Un nouveau glissement électoral s’ajoute au calendrier camerounais. À l’occasion de son discours du 10 février pour la fête de la jeunesse, Paul Biya a annoncé un « léger réajustement » du calendrier des élections législatives et municipales. Une décision qui prolonge une situation institutionnelle déjà exceptionnelle.
Les scrutins, attendus l’an dernier puis reprogrammés pour début 2026, devaient donner lieu à la convocation du corps électoral ce mois-ci. Ce ne sera finalement pas le cas.
Un report anticipé mais politiquement sensible
Sur la scène politique, la surprise est relative. Plusieurs acteurs estimaient qu’une convocation immédiate aurait écourté le mandat des députés, déjà prolongé jusqu’au 31 mars 2026. La prochaine session parlementaire est prévue le 10 mars.
Pour Cabral Libii, président du Parti camerounais pour la réconciliation nationale (PCRN), le timing interroge. Selon lui, enchaîner des élections après une présidentielle aurait été logique dans une dynamique de consolidation politique.

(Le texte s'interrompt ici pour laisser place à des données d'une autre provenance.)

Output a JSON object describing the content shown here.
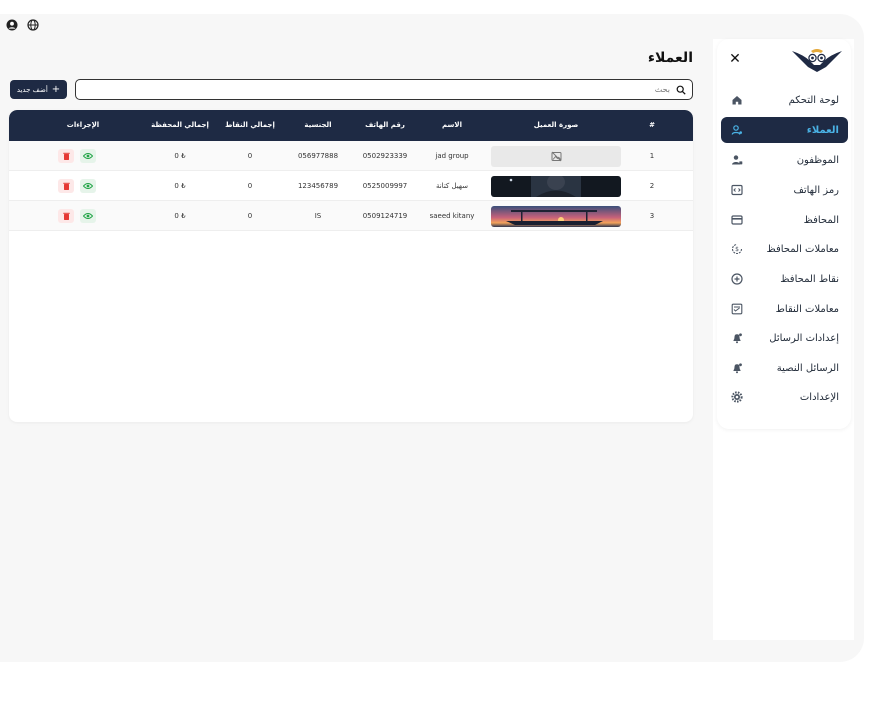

Il évoque l’hypothèse de réformes en préparation : Constitution, code électoral, cadre institutionnel. Des textes qui pourraient être examinés lors de la session parlementaire de mars.
Le RDPC défend une décision « conforme à la loi »
Au sein du Rassemblement démocratique du peuple camerounais (RDPC), formation majoritaire, le ton est plus rassurant. Grégoire Owona, secrétaire général adjoint du parti, affirme que ce report s’inscrit dans le respect strict de la loi fondamentale.
Certains observateurs rappellent cependant que le climat politique reste marqué par des tensions latentes, entre appels au boycott et demandes de réformes électorales.
Financement, réformes ou stratégie ?
Pour Hiram Iyodi, candidat à la dernière présidentielle, la question des capacités financières de l’État pourrait également peser dans la balance. Il appelle à ce que le report ne devienne pas indéfini et respecte les dispositions constitutionnelles.
Du côté du Mouvement pour la renaissance du Cameroun (MRC), fondé par Maurice Kamto, aucune réaction officielle n’a été formulée à ce stade. Des cadres du parti évoquent l’attente d’un acte formel avant toute prise de position.
Une situation institutionnelle prolongée
Ce nouveau décalage prolonge une période atypique pour le Cameroun, où les mandats parlementaires ont été étendus à plusieurs reprises. Si le pouvoir met en avant des contraintes organisationnelles et juridiques, l’opposition s’interroge sur les arrière-plans politiques d’un calendrier mouvant.
À un peu plus d’un an des échéances de 2026, le pays entre dans une phase d’incertitude. La question n’est plus seulement celle du report, mais de la trajectoire institutionnelle que souhaite emprunter Yaoundé.
Le « réajustement » annoncé par Paul Biya ouvre une nouvelle séquence politique. Entre hypothèses de réformes, contraintes financières et calculs stratégiques, le calendrier électoral devient un indicateur clé de l’évolution du système politique camerounais.